Um modesto café, que se distinguia da meia dúzia de tabernas bem afreguesadas porque, além de ali se beber menos vinho, estava equipado com 3 ou 4 mesas com simples bancos de pinho em seu redor e também porque no Inverno o freguês podia aquecer a garganta e o estômago com um cafezinho de cafeteira sempre em cima de velhinho fogareiro de torcida redonda, alimentado a petróleo, era o que a população da aldeia tinha para cavaquear nos fins de dia e aos domingos, na época único dia de descanso semanal.

Ilídio resolve então apostar num moderno café e, tomando de renda um espaço de antigo comércio integrado no edifício da padaria local, transforma radicalmente o seu visual.

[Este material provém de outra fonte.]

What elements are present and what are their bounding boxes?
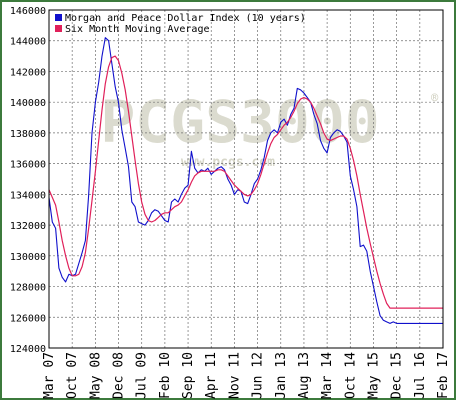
y-tick-label: 146000 (10, 6, 46, 17)
x-tick-label: Feb 10 (158, 352, 173, 399)
y-tick-label: 130000 (10, 252, 46, 263)
watermark-logo: PCGS3000 (100, 88, 379, 156)
y-tick-label: 128000 (10, 283, 46, 294)
y-tick-label: 136000 (10, 160, 46, 171)
grid-lines (49, 10, 443, 348)
y-axis: 124000 126000 128000 130000 132000 134000 1360… (10, 6, 46, 355)
x-tick-label: Oct 14 (343, 352, 358, 399)
x-tick-label: Sep 10 (181, 352, 196, 399)
x-tick-label: Jul 16 (413, 352, 428, 399)
x-tick-label: Feb 17 (436, 352, 451, 399)
x-axis: Mar 07 Oct 07 May 08 Dec 08 Jul 09 Feb 10 Sep … (42, 352, 451, 399)
y-tick-label: 144000 (10, 37, 46, 48)
x-tick-label: Jul 09 (135, 352, 150, 399)
x-tick-label: Oct 07 (65, 352, 80, 399)
y-tick-label: 140000 (10, 98, 46, 109)
plot-border (48, 9, 444, 349)
y-tick-label: 134000 (10, 190, 46, 201)
y-tick-label: 124000 (10, 344, 46, 355)
y-tick-label: 142000 (10, 67, 46, 78)
x-tick-label: Mar 07 (42, 352, 57, 399)
y-tick-label: 126000 (10, 313, 46, 324)
watermark-url: www.pcgs.com (181, 155, 275, 170)
series-line-index (48, 37, 443, 324)
x-tick-label: Dec 15 (390, 352, 405, 399)
x-tick-label: Aug 13 (297, 352, 312, 399)
x-tick-label: Mar 14 (320, 352, 335, 399)
legend: Morgan and Peace Dollar Index (10 years)… (55, 13, 306, 35)
x-tick-label: Dec 08 (112, 352, 127, 399)
series-layer (48, 37, 443, 324)
x-tick-label: May 08 (88, 352, 103, 399)
x-tick-label: Jun 12 (251, 352, 266, 399)
x-tick-label: May 15 (366, 352, 381, 399)
x-tick-label: Apr 11 (204, 352, 219, 399)
x-tick-label: Nov 11 (227, 352, 242, 399)
y-tick-label: 138000 (10, 129, 46, 140)
legend-swatch-index (55, 14, 62, 21)
legend-label-moving-average: Six Month Moving Average (65, 24, 210, 35)
registered-mark: ® (431, 91, 439, 105)
legend-label-index: Morgan and Peace Dollar Index (10 years) (65, 13, 306, 24)
plot-background (49, 10, 443, 348)
y-tick-label: 132000 (10, 221, 46, 232)
series-line-moving-average (48, 55, 443, 309)
legend-swatch-moving-average (55, 25, 62, 32)
x-tick-label: Jan 13 (274, 352, 289, 399)
watermark: PCGS3000 www.pcgs.com ® (100, 88, 439, 170)
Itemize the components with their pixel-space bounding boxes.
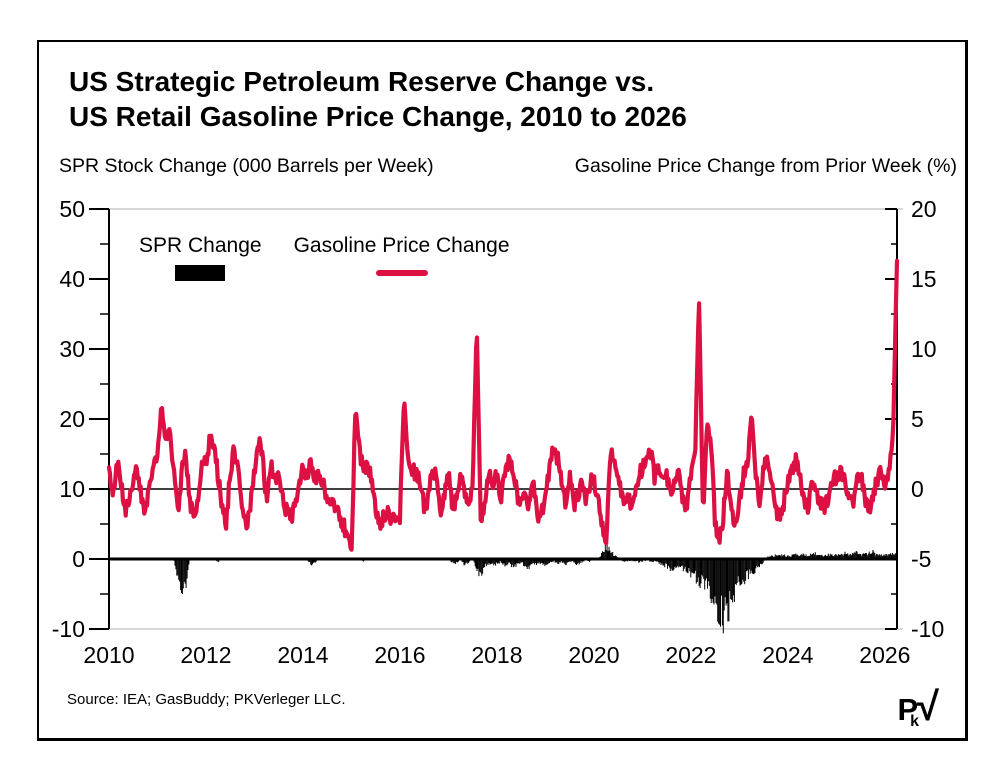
x-axis-year-label: 2010 (83, 642, 134, 668)
gasoline-line-series (106, 258, 900, 552)
left-axis-tick-label: 40 (59, 266, 85, 292)
source-note: Source: IEA; GasBuddy; PKVerleger LLC. (67, 691, 346, 708)
spr-bars-series (173, 543, 897, 634)
right-axis-title: Gasoline Price Change from Prior Week (%… (574, 155, 957, 177)
right-axis-tick-label: 0 (911, 476, 924, 502)
left-axis-tick-label: 30 (59, 336, 85, 362)
x-axis-year-label: 2014 (277, 642, 328, 668)
legend-label-spr: SPR Change (139, 234, 262, 257)
chart-figure: US Strategic Petroleum Reserve Change vs… (37, 40, 968, 741)
right-axis-tick-label: -10 (911, 616, 944, 642)
left-axis-tick-label: -10 (52, 616, 85, 642)
right-axis-tick-label: 15 (911, 266, 937, 292)
logo-radical-icon: √ (917, 685, 939, 729)
chart-title-line1: US Strategic Petroleum Reserve Change vs… (69, 66, 655, 97)
legend-item-gasoline: Gasoline Price Change (294, 234, 510, 281)
pkverleger-logo: Pk√ (897, 685, 949, 730)
chart-title: US Strategic Petroleum Reserve Change vs… (69, 64, 687, 134)
gasoline-swatch-icon (375, 270, 428, 276)
x-axis-year-label: 2016 (374, 642, 425, 668)
legend-item-spr: SPR Change (139, 234, 262, 281)
x-axis-year-label: 2024 (762, 642, 813, 668)
chart-title-line2: US Retail Gasoline Price Change, 2010 to… (69, 101, 687, 132)
left-axis-tick-label: 0 (72, 546, 85, 572)
right-axis-tick-label: 5 (911, 406, 924, 432)
axis-titles-row: SPR Stock Change (000 Barrels per Week) … (39, 155, 965, 178)
left-axis-tick-label: 50 (59, 196, 85, 222)
right-axis-tick-label: 20 (911, 196, 937, 222)
right-axis-tick-label: -5 (911, 546, 931, 572)
spr-swatch-icon (175, 265, 226, 281)
x-axis-year-label: 2012 (180, 642, 231, 668)
legend-label-gasoline: Gasoline Price Change (293, 234, 510, 257)
chart-legend: SPR Change Gasoline Price Change (139, 234, 510, 281)
x-axis-year-label: 2022 (665, 642, 716, 668)
left-axis-tick-label: 10 (59, 476, 85, 502)
x-axis-year-label: 2018 (471, 642, 522, 668)
left-axis-title: SPR Stock Change (000 Barrels per Week) (59, 155, 434, 177)
right-axis-tick-label: 10 (911, 336, 937, 362)
x-axis-year-label: 2020 (568, 642, 619, 668)
logo-letter-k: k (910, 713, 920, 730)
left-axis-tick-label: 20 (59, 406, 85, 432)
x-axis-year-label: 2026 (859, 642, 910, 668)
logo-letter-p: P (897, 692, 919, 727)
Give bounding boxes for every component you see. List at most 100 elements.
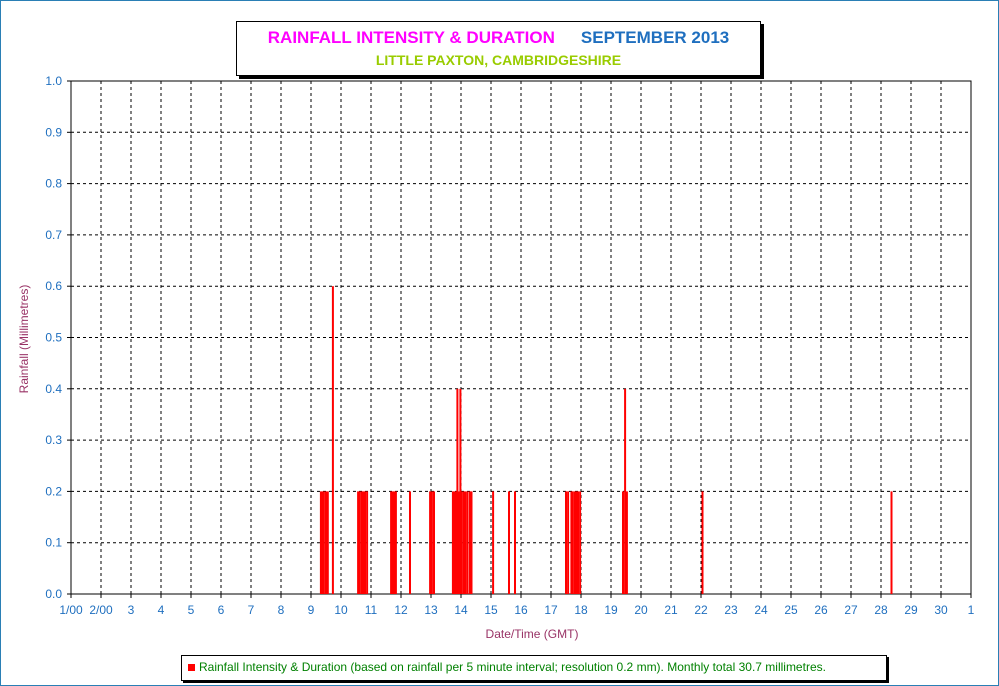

Entre as duas portas de rua cria uma montra envidraçada, pinta de cores modernas fachada e interior do espaço e equipa o novel estabelecimento de boas e vistosas prateleiras, balcão envidraçado, mesas e cadeiras de estética moderna e bonita. Para que nada faltasse, adquire uma máquina de café da melhor marca no mercado e equipa todo o estabelecimento e até com um ponto de luz (globo) para a rua, com uma necessária instalação electrica fornecida a todo o espaço por um gerador que instala no quintal. (A foto junta foi tirada na rua, em 1962, frente à fachada do novo café, curtos anos passados sobre sua abertura.)
 

Apostado em colocar ao serviço da população algo completo e único, no café que titulou de “Central” mas que depressa se tornaria para sempre conhecido como “Café do Ilídio”, termina o seu importante investimento com a compra de um televisor, objecto jamais visto na terra, tanto mais que a televisão em Portugal nascera não há muitos anos e, sendo uma dispendiosa novidade, existia em vilas e cidades somente em lares mais abastados e nas colectividades locais, onde as pessoas acorriam para passar os serões deliciados com as notícias e programas do pequeno aparelho.

Na minha aldeia, pronto e aberto ao público, o moderno café, depressa tornou-se atracção não só dos residentes locais como até de moradores de freguesias e povoados vizinhos que o visitavam e frequentavam com agrado.

E, foi aí, no “Café do Ilídio” que “todo o mundo” masculino (o sector feminino nem em sonhos poderia frequentar cafés sem que, no mínimo, a “atrevida” fosse classificada de “estouvada”, “oferecida”, “sem vergonha”, etc…) e, homens, rapazes e mesmo crianças, aos sábados à noite enchiam até à porta a sala para assistirem, com paixão, aos episódios do “Bonanza”. E não era apenas assistência da aldeia, não… Dos Casais e povoados vizinhos, alguns a kms de distância, deslocavam-se ao Chouto apaixonados fans das aventuras da série americana com o pai Ben e os seus 3 filhos, Adam, Hoss e Little Joe que, ajudando o seu amigo Xerife na cidade, destemidos, impunham a ordem, sempre privilegiando os valores morais, as causa justas e a verdade.

Western de sucesso ímpar em todo o mundo, a força e a moral de que pai e filhos eram portadores, vibrava e forçava à assistência desses muitos episódios e, este hoje septuagenário, que bastas vezes beneficia do velho “ficheiro” craniano quando, no percurso dos dias, “tropeça” em algo que a tempos passados o faz recuar, bem recorda o enorme prazer e entusiasmo, que nem no exercício de uma autêntica religião, o levava irresistivelmente nos serões de sábado a juntar-se aos seus conterrâneos nas noites escuras da sua esquecida e isolada aldeia, frente a um televisor alimentado de corrente electrica vinda, como que por milagre, de um pequeno, portátil e tão prestável gerador.

Tão reais, tão apaixonantes, tão viciantes e gostosos foram esses serões do “Bonanza” que ainda hoje são bem recordados e, de certo, não só por este usado escriba, autor destas linhas, como por muitos dos seus companheiros de então, entusiastas apaixonados de uma boa e viril coboiada que nunca perdiam no sempre lembrado “Café do Ilídio”.